Plenty of healthy exercise and such...today's Sepia Saturday theme.
The “Great Bath” at Mohenjo-Daro in Pakistan might have been the first built swimming pool in the world and is one of the best-known structures among the ruins of the ancient Indus Valley Civilization. It was dug during the 3rd millennium BC. The pool is 12 metres x 7 meters, it is lined with bricks and was covered with a tar-based sealant. A hole at one end of the Bath may have been used to drain the water into it.
Bath of Caracalla; Caracalla was built between 212 and 216 AD under the reign of Emperor Caracalla.
Pools for bathing and relaxing were common in Roman cities and throughout the empire. The bath complexes were not just a place for bathing and relaxing but also for socializing.

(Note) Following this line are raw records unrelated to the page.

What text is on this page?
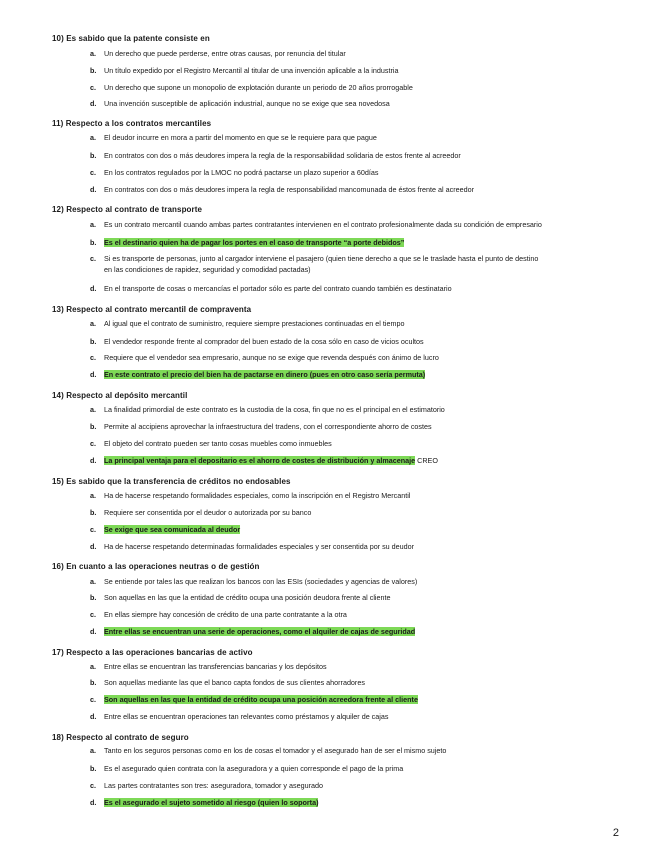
10) Es sabido que la patente consiste en
a. Un derecho que puede perderse, entre otras causas, por renuncia del titular
b. Un título expedido por el Registro Mercantil al titular de una invención aplicable a la industria
c. Un derecho que supone un monopolio de explotación durante un periodo de 20 años prorrogable
d. Una invención susceptible de aplicación industrial, aunque no se exige que sea novedosa
11) Respecto a los contratos mercantiles
a. El deudor incurre en mora a partir del momento en que se le requiere para que pague
b. En contratos con dos o más deudores impera la regla de la responsabilidad solidaria de estos frente al acreedor
c. En los contratos regulados por la LMOC no podrá pactarse un plazo superior a 60días
d. En contratos con dos o más deudores impera la regla de responsabilidad mancomunada de éstos frente al acreedor
12) Respecto al contrato de transporte
a. Es un contrato mercantil cuando ambas partes contratantes intervienen en el contrato profesionalmente dada su condición de empresario
b. Es el destinario quien ha de pagar los portes en el caso de transporte “a porte debidos”
c. Si es transporte de personas, junto al cargador interviene el pasajero (quien tiene derecho a que se le traslade hasta el punto de destino
en las condiciones de rapidez, seguridad y comodidad pactadas)
d. En el transporte de cosas o mercancías el portador sólo es parte del contrato cuando también es destinatario
13) Respecto al contrato mercantil de compraventa
a. Al igual que el contrato de suministro, requiere siempre prestaciones continuadas en el tiempo
b. El vendedor responde frente al comprador del buen estado de la cosa sólo en caso de vicios ocultos
c. Requiere que el vendedor sea empresario, aunque no se exige que revenda después con ánimo de lucro
d. En este contrato el precio del bien ha de pactarse en dinero (pues en otro caso sería permuta)
14) Respecto al depósito mercantil
a. La finalidad primordial de este contrato es la custodia de la cosa, fin que no es el principal en el estimatorio
b. Permite al accipiens aprovechar la infraestructura del tradens, con el correspondiente ahorro de costes
c. El objeto del contrato pueden ser tanto cosas muebles como inmuebles
d. La principal ventaja para el depositario es el ahorro de costes de distribución y almacenaje CREO
15) Es sabido que la transferencia de créditos no endosables
a. Ha de hacerse respetando formalidades especiales, como la inscripción en el Registro Mercantil
b. Requiere ser consentida por el deudor o autorizada por su banco
c. Se exige que sea comunicada al deudor
d. Ha de hacerse respetando determinadas formalidades especiales y ser consentida por su deudor
16) En cuanto a las operaciones neutras o de gestión
a. Se entiende por tales las que realizan los bancos con las ESIs (sociedades y agencias de valores)
b. Son aquellas en las que la entidad de crédito ocupa una posición deudora frente al cliente
c. En ellas siempre hay concesión de crédito de una parte contratante a la otra
d. Entre ellas se encuentran una serie de operaciones, como el alquiler de cajas de seguridad
17) Respecto a las operaciones bancarias de activo
a. Entre ellas se encuentran las transferencias bancarias y los depósitos
b. Son aquellas mediante las que el banco capta fondos de sus clientes ahorradores
c. Son aquellas en las que la entidad de crédito ocupa una posición acreedora frente al cliente
d. Entre ellas se encuentran operaciones tan relevantes como préstamos y alquiler de cajas
18) Respecto al contrato de seguro
a. Tanto en los seguros personas como en los de cosas el tomador y el asegurado han de ser el mismo sujeto
b. Es el asegurado quien contrata con la aseguradora y a quien corresponde el pago de la prima
c. Las partes contratantes son tres: aseguradora, tomador y asegurado
d. Es el asegurado el sujeto sometido al riesgo (quien lo soporta)
2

Rooms were provided for reading and to relax.
Typical features in a roman bath were;
apodyterium - changing rooms.
palaestrae - exercise rooms.
notatio - open-air swimming pool.
Laconica and sudatorium - superheated dry and wet sweating-rooms.
caldarium - hot room, heated and with a hot-water pool and a separate basin on a stand (labrum)
tepidarium - warm room, indirectly heated and with a tepid pool.
frigidarium - cool room, unheated and with a cold-water basin, often monumental in size and domed, it was the heart of the baths complex.
rooms for massage and other health treatments.
Additional facilities could include cold-water plunge baths, private baths, toilets, libraries, lecture halls, fountains, and outdoor gardens.
My granddaughter Fabrizia enjoys her swimming pool heated by sun power
. (Photo Ts/ 2011)
Lake Constance/ Bodensee/ Uttwil on the Swiss side of the lake, where we used to swim in summer. This picture is from the early 1970s, It might look differently now, probably modernised.